Let $\left(X_{n}\right)_{n}$ be a Markov chain on a finite state space $S$ with transition probabilities $p_{x y}$. Suppose $a$ is absorbing and that all other states are transient. Find the minimal nonnegative solution $h$ of the system $$ \left\{\begin{aligned} h(a) &=1 \\ h(x) &=p_{x a}+\sum_{y \in S} p_{x y} h(y), \quad x \neq a \end{aligned}\right. $$ Express $h$ in its simplest form.

Solution

$h(x)=P_{x a}+\sum_{y \in S} P_{x y} h(y)$ where we know $x \neq a$

$$K_{i}^{A}=E_{i}\left(H^{A}\right)=\sum_{n=\infty} n P_{x y}\left(H^{A}=n\right)+\infty\left(H^{A}=\infty\right)$$

$$h_{a}^{i}=P_{a}(h_{\text{heat equation}})$$

$$h_{i}=\frac{(q / p)^{i}-(q / p)^{N}}{1-(2 \mid p)^{N}}$$ $$h_{i}=A+B_{i}$$ $$h_{i}=1-{i / N}$$ $$h_{(x)}=\sum_{j \in A} P_{x q}=\sum_{j \in A} P_{i} j x_{j}$$

I am confused as to how does the heat equation come into play here.
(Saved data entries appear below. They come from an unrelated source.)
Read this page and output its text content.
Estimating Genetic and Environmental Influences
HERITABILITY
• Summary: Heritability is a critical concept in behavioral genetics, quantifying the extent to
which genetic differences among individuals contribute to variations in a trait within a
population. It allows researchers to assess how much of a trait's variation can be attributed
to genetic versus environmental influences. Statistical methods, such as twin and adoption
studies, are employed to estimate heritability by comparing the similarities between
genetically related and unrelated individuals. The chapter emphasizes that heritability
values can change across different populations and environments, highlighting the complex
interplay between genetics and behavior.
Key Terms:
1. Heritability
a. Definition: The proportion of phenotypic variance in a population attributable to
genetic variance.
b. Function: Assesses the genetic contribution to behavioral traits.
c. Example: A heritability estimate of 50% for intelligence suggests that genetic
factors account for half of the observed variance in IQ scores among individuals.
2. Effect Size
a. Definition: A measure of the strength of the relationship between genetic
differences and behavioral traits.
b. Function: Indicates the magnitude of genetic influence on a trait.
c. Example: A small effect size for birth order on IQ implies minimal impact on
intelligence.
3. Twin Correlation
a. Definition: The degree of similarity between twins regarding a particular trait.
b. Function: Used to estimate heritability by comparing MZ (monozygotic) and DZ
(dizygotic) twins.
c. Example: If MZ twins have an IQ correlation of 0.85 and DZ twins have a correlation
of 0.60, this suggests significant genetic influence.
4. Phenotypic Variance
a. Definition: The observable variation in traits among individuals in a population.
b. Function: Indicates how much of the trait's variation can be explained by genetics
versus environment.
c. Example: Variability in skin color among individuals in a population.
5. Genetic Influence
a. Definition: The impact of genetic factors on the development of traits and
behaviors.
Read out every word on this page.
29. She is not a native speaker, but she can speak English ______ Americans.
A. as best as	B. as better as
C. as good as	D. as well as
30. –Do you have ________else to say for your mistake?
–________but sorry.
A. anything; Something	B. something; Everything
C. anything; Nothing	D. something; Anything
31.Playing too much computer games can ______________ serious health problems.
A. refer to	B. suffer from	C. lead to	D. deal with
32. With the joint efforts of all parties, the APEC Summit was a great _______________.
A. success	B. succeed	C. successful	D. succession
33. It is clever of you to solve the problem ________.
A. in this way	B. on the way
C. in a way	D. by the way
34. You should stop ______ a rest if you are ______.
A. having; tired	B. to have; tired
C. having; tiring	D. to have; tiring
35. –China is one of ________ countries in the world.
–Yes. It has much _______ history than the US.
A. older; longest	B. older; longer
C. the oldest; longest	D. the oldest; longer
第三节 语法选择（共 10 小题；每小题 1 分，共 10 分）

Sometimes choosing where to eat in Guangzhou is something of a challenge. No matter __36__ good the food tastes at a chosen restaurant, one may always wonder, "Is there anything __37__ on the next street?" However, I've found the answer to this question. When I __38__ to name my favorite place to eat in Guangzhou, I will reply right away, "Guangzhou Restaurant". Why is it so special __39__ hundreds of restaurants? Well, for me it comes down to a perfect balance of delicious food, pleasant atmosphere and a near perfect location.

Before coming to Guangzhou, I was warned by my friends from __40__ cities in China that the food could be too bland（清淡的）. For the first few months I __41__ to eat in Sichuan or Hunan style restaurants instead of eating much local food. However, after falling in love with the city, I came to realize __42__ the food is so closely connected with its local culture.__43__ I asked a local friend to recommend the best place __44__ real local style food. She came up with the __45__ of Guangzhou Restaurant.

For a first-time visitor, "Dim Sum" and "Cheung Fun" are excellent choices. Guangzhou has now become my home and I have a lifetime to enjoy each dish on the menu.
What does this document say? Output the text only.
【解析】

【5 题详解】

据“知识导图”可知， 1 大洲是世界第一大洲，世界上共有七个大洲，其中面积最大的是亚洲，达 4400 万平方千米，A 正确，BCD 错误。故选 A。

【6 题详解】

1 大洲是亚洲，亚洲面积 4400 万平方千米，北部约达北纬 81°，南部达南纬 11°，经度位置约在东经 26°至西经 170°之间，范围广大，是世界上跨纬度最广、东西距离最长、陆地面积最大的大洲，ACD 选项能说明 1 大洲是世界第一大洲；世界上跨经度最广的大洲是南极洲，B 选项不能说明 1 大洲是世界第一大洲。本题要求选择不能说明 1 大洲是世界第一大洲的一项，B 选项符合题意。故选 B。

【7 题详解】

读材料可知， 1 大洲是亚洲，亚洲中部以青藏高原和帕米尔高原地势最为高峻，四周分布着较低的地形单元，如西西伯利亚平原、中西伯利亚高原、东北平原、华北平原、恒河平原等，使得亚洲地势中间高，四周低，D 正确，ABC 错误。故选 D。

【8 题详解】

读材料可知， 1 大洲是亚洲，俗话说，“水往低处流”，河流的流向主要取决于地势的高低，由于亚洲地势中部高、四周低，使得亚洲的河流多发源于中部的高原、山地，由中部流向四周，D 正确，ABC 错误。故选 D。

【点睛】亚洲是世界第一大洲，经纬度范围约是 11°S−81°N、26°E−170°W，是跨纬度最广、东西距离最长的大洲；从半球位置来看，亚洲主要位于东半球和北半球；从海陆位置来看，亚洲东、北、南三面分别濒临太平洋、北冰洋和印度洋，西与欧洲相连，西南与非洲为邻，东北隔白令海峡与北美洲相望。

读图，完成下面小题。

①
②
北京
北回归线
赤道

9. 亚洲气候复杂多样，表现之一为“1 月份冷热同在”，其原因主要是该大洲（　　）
As far as I was going about this question it seems like the drunkard's walk? But then the states in that were recurrent so I dont understand the solutions exactly.

Answer 1

Just think about the definition of $h$, $h(a) = P(Ending~up~at~a|being~at~a) = 1$, for the others it's a little more complicated. $$h(x) = h(a)\cdot P(moving~to~a) + \sum_{y \in S,y \ne a}{h(y)\cdot P(moving~to~y)}$$ $h(x)$ is exaclty the probability that you will end up at state a eventually. Since a is the only absorbing state and other states are transient, this is trivially $h(x)=1 (\forall x \in S)$